During the course of hearing, we came to know that review petitions have been filed by the Union Territory of Jammu & Kashmir as well as by some private individuals before the high court of Jammu & Kashmir which are stated to be coming up for hearing in the last week of December, 2020.
“In view of the above, we adjourn these matters to the last week of January 2021, said the bench, also comprising justices Surya Kant and Aniruddha Bose.
Mehta, while appraising the bench that the Union Territory of Jammu and Kashmir has already filed a review petition in high court, said the authority is “not against bonafide and common people who are not land grabbers”.
“We make it clear that the pendency of these Special Leave Petitions before this court does not come in the way of hearing of review petitions by the high court. If any of the petitioners before this court wants to also file review petition(s) before the High Court of Jammu & Kashmir, they are at liberty to do so,” the bench said in its order.
As many as six pleas were listed for hearing in the top court on Thursday and as per Mehta’s oral submission, the protection would cover Broadway Enterprises Pvt Ltd, Nisar Hussain, Danish Aman, Hakim Suhail, Muhammed Muzaffar Shawl, Tejinder Singh Sethi along with some other co-petitioners.
During the hearing conducted through video-conferencing, the bench said that to avoid conflicting orders, the petitioners should go to high court for review.
“All petitioners should approach the review bench and all of them should be heard by the high court. We will direct accordingly,” the bench observed.
“The high court has listed the reviews petitions on December 21. And status quo ante has been restored by the high and then the high court has listed the review petitions,” the bench said, asking “how can two parallel proceedings be conducted?”
Mehta said that the Jammu and Kashmir administration has made it clear that encroachers and land grabbers cannot claim to be exempted from high court order.
“Land grabbers cannot be spared and simultaneously, the lawful owners have to be saved,” he told the bench.

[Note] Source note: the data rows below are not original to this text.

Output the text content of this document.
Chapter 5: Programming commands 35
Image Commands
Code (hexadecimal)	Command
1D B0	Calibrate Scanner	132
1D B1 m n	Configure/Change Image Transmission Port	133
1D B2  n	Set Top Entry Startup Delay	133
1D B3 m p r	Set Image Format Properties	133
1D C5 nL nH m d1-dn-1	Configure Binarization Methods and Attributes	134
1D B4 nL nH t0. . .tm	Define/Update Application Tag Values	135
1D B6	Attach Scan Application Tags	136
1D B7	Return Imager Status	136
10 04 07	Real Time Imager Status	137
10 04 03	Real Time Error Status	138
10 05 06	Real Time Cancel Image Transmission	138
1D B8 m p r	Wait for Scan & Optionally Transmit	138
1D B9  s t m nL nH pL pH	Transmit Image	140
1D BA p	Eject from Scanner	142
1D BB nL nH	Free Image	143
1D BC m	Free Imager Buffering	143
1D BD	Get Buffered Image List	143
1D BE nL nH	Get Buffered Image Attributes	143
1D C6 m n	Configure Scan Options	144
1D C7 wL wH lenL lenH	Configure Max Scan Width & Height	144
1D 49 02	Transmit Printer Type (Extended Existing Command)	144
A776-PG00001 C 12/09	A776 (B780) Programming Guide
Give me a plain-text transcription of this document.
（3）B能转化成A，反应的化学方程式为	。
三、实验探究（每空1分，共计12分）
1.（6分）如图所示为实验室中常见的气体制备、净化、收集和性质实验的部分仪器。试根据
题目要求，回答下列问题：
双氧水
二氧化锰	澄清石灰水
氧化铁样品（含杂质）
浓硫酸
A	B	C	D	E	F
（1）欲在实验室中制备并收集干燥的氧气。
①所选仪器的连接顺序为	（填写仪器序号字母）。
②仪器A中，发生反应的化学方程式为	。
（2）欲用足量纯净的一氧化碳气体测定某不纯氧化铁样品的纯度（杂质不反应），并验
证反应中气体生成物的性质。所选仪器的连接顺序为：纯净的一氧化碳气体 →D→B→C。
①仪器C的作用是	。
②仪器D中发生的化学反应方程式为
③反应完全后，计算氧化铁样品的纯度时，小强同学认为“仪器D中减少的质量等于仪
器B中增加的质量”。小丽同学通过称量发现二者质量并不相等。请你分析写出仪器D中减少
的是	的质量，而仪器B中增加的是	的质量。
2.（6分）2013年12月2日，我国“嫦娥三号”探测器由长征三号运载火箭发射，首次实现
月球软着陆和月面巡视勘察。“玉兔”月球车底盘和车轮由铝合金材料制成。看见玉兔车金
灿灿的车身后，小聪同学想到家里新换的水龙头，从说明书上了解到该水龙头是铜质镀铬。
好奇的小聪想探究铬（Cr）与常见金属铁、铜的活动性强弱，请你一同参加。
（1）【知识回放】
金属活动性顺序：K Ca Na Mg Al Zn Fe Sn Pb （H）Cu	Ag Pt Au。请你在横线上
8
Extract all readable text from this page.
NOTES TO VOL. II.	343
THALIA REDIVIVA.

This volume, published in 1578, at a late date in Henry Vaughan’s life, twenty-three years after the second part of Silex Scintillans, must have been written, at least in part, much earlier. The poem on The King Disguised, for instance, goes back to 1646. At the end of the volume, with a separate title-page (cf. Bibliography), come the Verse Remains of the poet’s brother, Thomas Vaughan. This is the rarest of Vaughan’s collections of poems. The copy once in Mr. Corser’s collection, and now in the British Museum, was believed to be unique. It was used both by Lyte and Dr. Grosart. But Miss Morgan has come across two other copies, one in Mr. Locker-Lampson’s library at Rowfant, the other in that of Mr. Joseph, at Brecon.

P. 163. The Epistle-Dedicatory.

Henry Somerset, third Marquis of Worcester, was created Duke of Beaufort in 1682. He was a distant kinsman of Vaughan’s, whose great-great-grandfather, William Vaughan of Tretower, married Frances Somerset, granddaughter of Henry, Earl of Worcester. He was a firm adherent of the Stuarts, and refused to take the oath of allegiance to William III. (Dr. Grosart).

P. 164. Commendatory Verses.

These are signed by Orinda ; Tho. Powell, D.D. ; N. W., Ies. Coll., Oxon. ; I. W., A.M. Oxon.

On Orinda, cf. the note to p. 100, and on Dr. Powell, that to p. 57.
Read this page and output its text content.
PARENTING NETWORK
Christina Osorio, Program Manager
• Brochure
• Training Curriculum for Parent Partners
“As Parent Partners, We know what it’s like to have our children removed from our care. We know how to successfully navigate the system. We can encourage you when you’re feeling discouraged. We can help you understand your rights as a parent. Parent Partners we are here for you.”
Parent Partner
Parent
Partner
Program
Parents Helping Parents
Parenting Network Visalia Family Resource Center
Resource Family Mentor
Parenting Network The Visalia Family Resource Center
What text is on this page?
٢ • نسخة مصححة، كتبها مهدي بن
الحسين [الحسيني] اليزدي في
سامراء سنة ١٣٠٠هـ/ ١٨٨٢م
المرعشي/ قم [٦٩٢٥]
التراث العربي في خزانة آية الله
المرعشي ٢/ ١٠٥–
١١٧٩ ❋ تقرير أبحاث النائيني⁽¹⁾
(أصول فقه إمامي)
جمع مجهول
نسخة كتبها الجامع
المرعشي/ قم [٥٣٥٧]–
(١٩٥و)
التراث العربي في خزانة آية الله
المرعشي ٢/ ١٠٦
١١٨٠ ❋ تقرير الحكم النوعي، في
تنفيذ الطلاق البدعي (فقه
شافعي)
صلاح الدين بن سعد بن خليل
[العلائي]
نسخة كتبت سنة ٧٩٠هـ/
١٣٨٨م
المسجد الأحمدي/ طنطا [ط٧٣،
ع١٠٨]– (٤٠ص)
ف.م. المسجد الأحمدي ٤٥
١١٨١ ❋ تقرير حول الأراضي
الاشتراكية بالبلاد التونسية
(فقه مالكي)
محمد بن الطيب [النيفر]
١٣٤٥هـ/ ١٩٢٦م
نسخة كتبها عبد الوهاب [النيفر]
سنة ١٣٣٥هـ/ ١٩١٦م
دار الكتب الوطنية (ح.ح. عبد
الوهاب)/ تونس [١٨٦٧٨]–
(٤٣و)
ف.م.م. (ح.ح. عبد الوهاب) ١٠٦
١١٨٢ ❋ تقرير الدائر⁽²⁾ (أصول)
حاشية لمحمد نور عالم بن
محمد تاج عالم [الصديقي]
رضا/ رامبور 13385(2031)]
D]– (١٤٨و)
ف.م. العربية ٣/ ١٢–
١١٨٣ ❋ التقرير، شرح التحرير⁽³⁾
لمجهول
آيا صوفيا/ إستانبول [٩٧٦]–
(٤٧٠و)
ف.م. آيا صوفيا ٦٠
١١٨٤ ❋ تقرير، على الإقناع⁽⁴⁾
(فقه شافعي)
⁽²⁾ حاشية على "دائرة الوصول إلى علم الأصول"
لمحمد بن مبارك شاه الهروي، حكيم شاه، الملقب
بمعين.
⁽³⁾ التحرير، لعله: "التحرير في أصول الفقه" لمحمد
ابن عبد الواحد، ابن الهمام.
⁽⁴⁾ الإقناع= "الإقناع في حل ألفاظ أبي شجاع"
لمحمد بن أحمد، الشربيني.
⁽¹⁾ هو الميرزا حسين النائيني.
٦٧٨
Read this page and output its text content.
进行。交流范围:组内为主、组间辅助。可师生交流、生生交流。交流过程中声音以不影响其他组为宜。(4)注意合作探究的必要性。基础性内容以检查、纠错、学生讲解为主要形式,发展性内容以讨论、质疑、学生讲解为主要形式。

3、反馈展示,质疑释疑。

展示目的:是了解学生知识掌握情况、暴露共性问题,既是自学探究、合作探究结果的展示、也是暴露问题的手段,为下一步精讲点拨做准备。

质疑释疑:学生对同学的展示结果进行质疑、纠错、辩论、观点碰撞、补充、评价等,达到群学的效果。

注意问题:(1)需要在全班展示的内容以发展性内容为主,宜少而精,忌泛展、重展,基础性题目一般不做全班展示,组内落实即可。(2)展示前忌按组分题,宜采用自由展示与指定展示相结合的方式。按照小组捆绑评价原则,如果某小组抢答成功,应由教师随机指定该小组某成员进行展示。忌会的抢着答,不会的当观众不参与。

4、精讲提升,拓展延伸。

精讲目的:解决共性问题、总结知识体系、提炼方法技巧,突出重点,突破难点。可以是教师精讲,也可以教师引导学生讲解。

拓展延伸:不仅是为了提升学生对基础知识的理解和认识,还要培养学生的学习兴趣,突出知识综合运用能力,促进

Senior advocate Mukul Rohatgi, appearing for one of the petitioners, told the bench that high court “was wrong in scrapping the Act” and a number of Roshni Act beneficiaries have not even been heard by the high court.
“Are you aware that some reviews petitions are pending in the high court and some of them have been protected there,” the bench said.
The solicitor general sought one-week time from the bench to respond to the appeals.
The apex court observed that the J&K administration has also filed a review petition and it has divided land owners in two categories — illegal encroachers and real owners.
Rohatgi told the bench that the “idea behind this appeal was not to throw out the lawful owners from the possession of land”.
Senior advocate Arvind Datar, appearing for one of the petitioners, said the verdict does not talk about the authorised owners.
Senior advocate Kailsah Vasudev, representing another petitioner, said that the review is limited to a few people and the apex court should keep this matter in abeyance and “let the review be decided there”.
“We are directing the high court to take up the review petitions pending there,” the bench said.
The top court, while saying that it would list the matter in January, told Mehta that till such time there should be no coercive action.
“I am before the lordships and no coercive action will be taken,” Mehta said while requesting that no order to this effect be passed.
“Any such order will create confusion,” he said, adding that “kindly have it (hear the matter) on Monday”.
“I will take instructions. Have it on Monday and I will place the factual position,” Mehta said.
Rohatgi said, “The statement of the solicitor general is good enough for me”.
On December 7, the high court had adjourned till next week the hearing on a petition filed by the administration seeking a review of its earlier order scrapping the Roshni Act in totality.
The petition, filed by Special Secretary in Revenue department Nazir Ahmad Thakur on December 4 for modification of the nearly two-month-old judgment, has pleaded that a large number of common people would suffer unintentionally including landless cultivators and individuals who are themselves residing in dwellings on small areas.
The Roshni Act initially envisaged conferment of proprietary rights of around 20.55 lakh kanals (102,750 hectares) to the occupants of which only 15.85 percent land was approved for vesting of ownership rights.